On Saturday I wanted to write a chapter and a half. And I managed it, hurrah! A chapter and a half doesn’t really sound like a lot, in my head. But 5180 words does. If I’d told myself I had to write 5000 words, I’d’ve flown into the night, laughing.
I like to think that if I achieve my ‘Graham-Target’ (1000 words a day, as set down in stone for me by the late Graham Joyce in one of our tutorials), I can have a biscuit. I usually aim for 3000 words a chapter, but I’m not religious about it. I mentioned the word count for the day on Twitter, and suddenly realised that my way of working in chapters (something I know a friend from my MA does as well), is not especially popular.

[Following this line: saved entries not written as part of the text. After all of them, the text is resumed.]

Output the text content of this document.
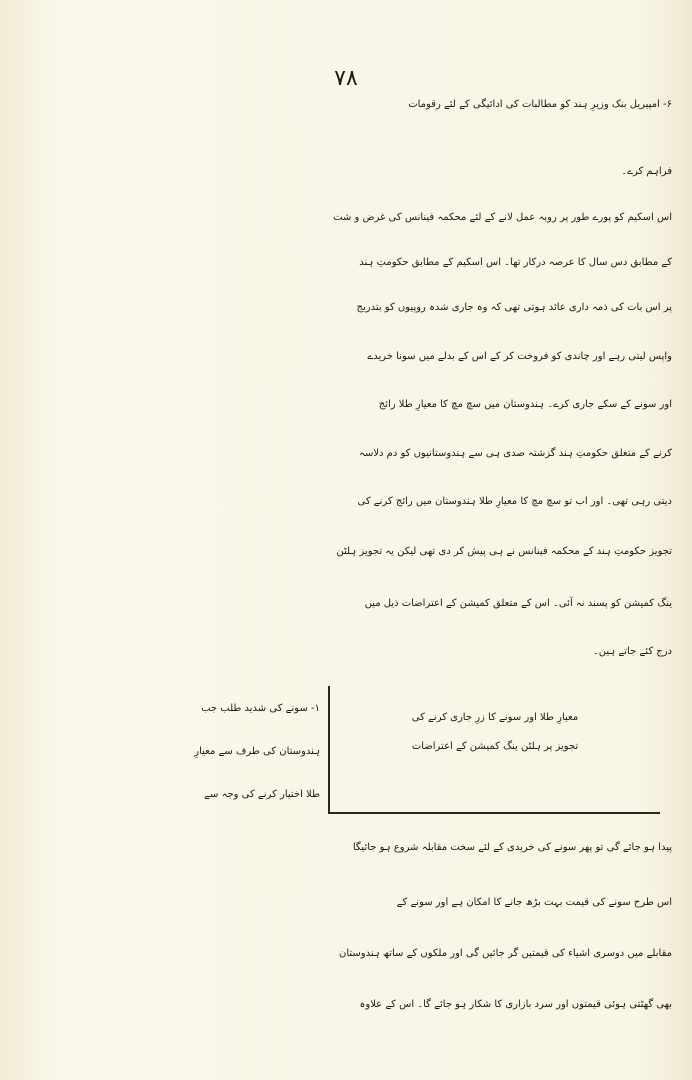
۷۸
۶- امپیریل بنک وزیرِ ہند کو مطالبات کی ادائیگی کے لئے رقومات
فراہم کرے۔
اس اسکیم کو پورے طور پر روبہ عمل لانے کے لئے محکمہ فینانس کی غرض و شت
کے مطابق دس سال کا عرصہ درکار تھا۔ اس اسکیم کے مطابق حکومتِ ہند
پر اس بات کی ذمہ داری عائد ہوتی تھی کہ وہ جاری شدہ روپیوں کو بتدریج
واپس لیتی رہے اور چاندی کو فروخت کر کے اس کے بدلے میں سونا خریدے
اور سونے کے سکے جاری کرے۔ ہندوستان میں سچ مچ کا معیارِ طلا رائج
کرنے کے متعلق حکومتِ ہند گزشتہ صدی ہی سے ہندوستانیوں کو دم دلاسہ
دیتی رہی تھی۔ اور اب تو سچ مچ کا معیارِ طلا ہندوستان میں رائج کرنے کی
تجویز حکومتِ ہند کے محکمہ فینانس نے ہی پیش کر دی تھی لیکن یہ تجویز ہلٹن
ینگ کمیشن کو پسند نہ آئی۔ اس کے متعلق کمیشن کے اعتراضات ذیل میں
درج کئے جاتے ہیں۔
معیارِ طلا اور سونے کا زرِ جاری کرنے کی
تجویز پر ہلٹن ینگ کمیشن کے اعتراضات
۱- سونے کی شدید طلب جب
ہندوستان کی طرف سے معیارِ
طلا اختیار کرنے کی وجہ سے
پیدا ہو جائے گی تو پھر سونے کی خریدی کے لئے سخت مقابلہ شروع ہو جائیگا
اس طرح سونے کی قیمت بہت بڑھ جانے کا امکان ہے اور سونے کے
مقابلے میں دوسری اشیاء کی قیمتیں گر جائیں گی اور ملکوں کے ساتھ ہندوستان
بھی گھٹتی ہوئی قیمتوں اور سرد بازاری کا شکار ہو جائے گا۔ اس کے علاوہ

So, along came a highly scientific study to find out how people measure their writing. And here are the results:
@ldlapinski Hi – great idea. As per previous tweets, I write by scenes. I never know how many words I’ve written. (1/2)

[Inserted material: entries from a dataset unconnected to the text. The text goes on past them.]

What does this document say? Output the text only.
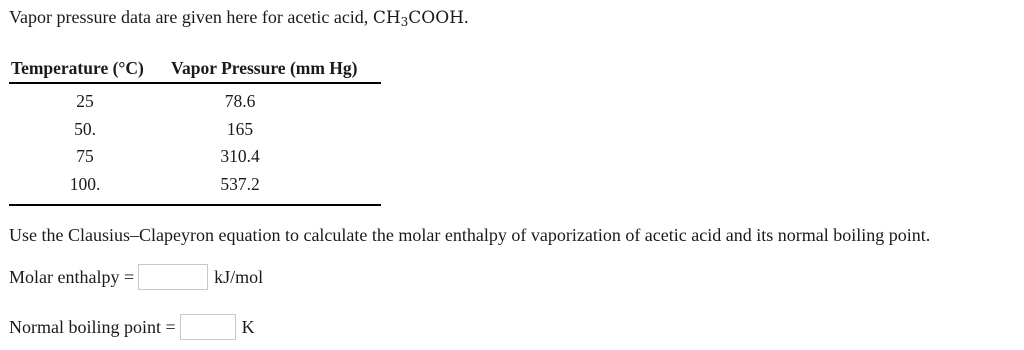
Vapor pressure data are given here for acetic acid, $CH_3COOH$.
Temperature (°C)	Vapor Pressure (mm Hg)
25	78.6
50.	165
75	310.4
100.	537.2
Use the Clausius–Clapeyron equation to calculate the molar enthalpy of vaporization of acetic acid and its normal boiling point.
Molar enthalpy =	kJ/mol
Normal boiling point =	K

— Jo Hogan (@joleHogan) April 27, 2015
— Rachael Lucas (@karamina) April 27, 2015
@ldlapinski For my daily work, I set word goals. For my latest WIP, I approached the story by scenes. Now to organize those into chapters.

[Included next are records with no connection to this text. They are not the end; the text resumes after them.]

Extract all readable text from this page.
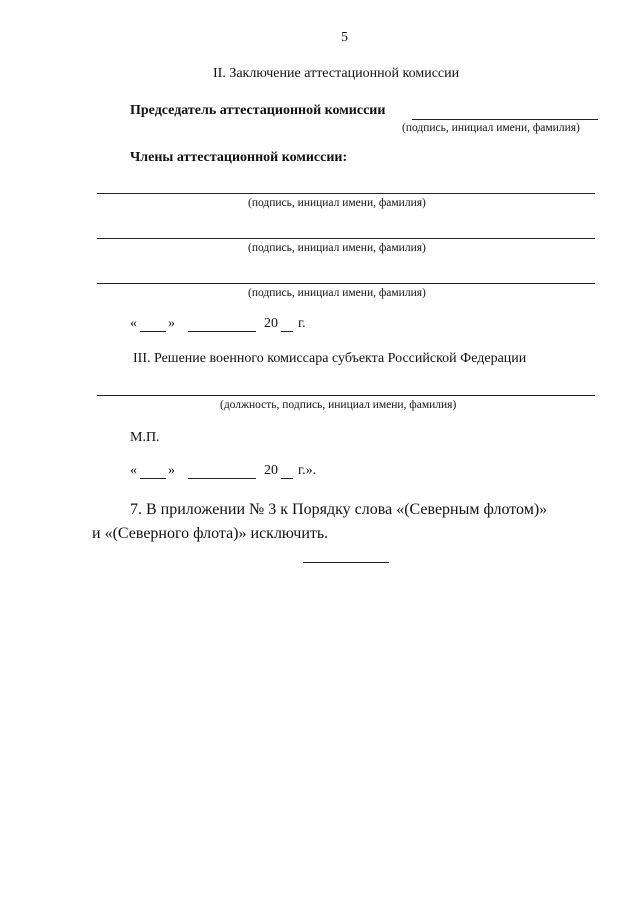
5
II. Заключение аттестационной комиссии
Председатель аттестационной комиссии
(подпись, инициал имени, фамилия)
Члены аттестационной комиссии:
(подпись, инициал имени, фамилия)
(подпись, инициал имени, фамилия)
(подпись, инициал имени, фамилия)
« »	20 г.
III. Решение военного комиссара субъекта Российской Федерации
(должность, подпись, инициал имени, фамилия)
М.П.
« »	20 г.».
7. В приложении № 3 к Порядку слова «(Северным флотом)»
и «(Северного флота)» исключить.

— Sam Taylor (@jsamtaylor) April 27, 2015
@ldlapinski I like to work on a chapter till it’s finished. Though my chapters are just glorified scenes. And I don’t work chronologically.
— James Briar (@dr_briar) April 27, 2015
I love seeing writers’ individual styles. My own scene and chapter planning tends to work something like this:
Ch 1: J and K meet
Ch 2: J and K see the magical fish
Ch 3: J and K kiss
I usually have The One Big Event that needs (should!) take place in each chapter, though this is obviously subject to change. I don’t meticulously plan character’s emotions (though for STARFALL’s sequel I have made a lot of notes on how one relationship should change throughout the book, and how quickly), because I like to give them space to breathe. And I do, usually, work chronologically.
The one scene I wrote ‘out of time’ for STARFALL was one that I was bursting to write as it conveys so many feelings, and is a significant character development point. But when it came to inserting the scene into the story, it needed so much editing as my style had changed and the characters were not at the point I had anticipated them being.
As it works for me, I’ll keep on measuring my stories and progress by chapter, but it has been very interesting to see how everyone else works (and I might try this scene-goal thing out…).